The Future of Collision Repair
The number of registered vehicles in the US has steadily risen over the years and is currently at an estimated 253 million. It’s safe to say the future of the collision repair industry is looking bright; not only for body shops, but for industry training education and the job security of technicians.
As our world becomes more advanced, so do our vehicles. The introduction of new technologies and ways to manufacture vehicles, forces all aspects of the industry to adapt in order to serve the new vehicles that come out every year. As the complexity of vehicles increase, collision repair shops will have to invest time and money into training, factory certifications, and special equipment designed to help repair these vehicles.

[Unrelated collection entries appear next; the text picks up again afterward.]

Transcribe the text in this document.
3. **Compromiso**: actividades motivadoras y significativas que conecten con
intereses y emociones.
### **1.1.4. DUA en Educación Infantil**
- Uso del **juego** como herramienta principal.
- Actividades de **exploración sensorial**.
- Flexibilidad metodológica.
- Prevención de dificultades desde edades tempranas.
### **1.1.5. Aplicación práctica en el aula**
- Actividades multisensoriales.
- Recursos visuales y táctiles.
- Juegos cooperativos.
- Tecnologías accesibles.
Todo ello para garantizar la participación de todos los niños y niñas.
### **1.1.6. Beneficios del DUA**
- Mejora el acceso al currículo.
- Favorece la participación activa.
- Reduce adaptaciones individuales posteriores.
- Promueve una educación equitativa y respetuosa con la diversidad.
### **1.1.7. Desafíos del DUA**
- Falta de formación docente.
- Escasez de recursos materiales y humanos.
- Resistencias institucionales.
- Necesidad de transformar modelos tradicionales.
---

The technology in vehicles is quickly becoming more advanced and profound. A few years ago, it was uncommon to find an LCD or touch screen monitor in a car; now it’s the norm in most new luxury vehicles including all Tesla models.
Speaking of Tesla, the all-electric vehicle is becoming a trend and will see an increase in production in coming years. The high certification costs and expensive repair process is a turn off for most collision repair shops to become a Tesla certified for repairs, but someone has to do it.
Tesla’s not the only electric vehicle on the road. Just about every car manufacturer in the world has developed an electric vehicle. Although they are not immediately sweeping the nation in popularity, electric vehicles replace the need for oil which has been an on-going issue for years.
Electric and hybrid vehicles will all require some type of certification to ensure a safe and proper repair. Body shops will have to make a decision of whether to rely on the large amount of older vehicles on the road or accept the technological change that’s having an effect on the industry. Considering the average car on the road is 11.4 years old, body shops shouldn’t have to worry about having to adapt too fast.
In a press release, John Van Alstyne, CEO and president of I-CAR said, “As an industry we are beginning to see a ‘tsunami’ of new vehicles, new technologies and new materials – like aluminum, magnesium, carbon fiber and advanced high-strength steels.”
Aluminum has been the most common material integrated into new vehicles because of its lack of weight. With lighter materials, vehicles will see an increase in gas mileage and overall fuel efficiency. Other materials that body shops will have to get used to working with include magnesium, carbon fiber, and advanced high strength steels. Again, more certifications and factory equipment will need to be obtained to be able to produce quality repairs.
Body shops won’t be the only ones that will have to be trained learning the ins-and-outs of the future vehicles. Firefighters and emergency responders are already being trained to know their way around the high voltage batteries that pose a dangerous threat after an accident. According to Al Thomas, the department head of Repair at Pennsylvania College of Technology, “High voltage batteries (300 volt or more, depending on the vehicle) can kill a technician who has not disarmed the high voltage system properly.”
The collision repair industry isn’t going anywhere, but it is evolving and body shops all across the nation will have to adjust to new industry standards and certification requirements to stay up to date on all new vehicles.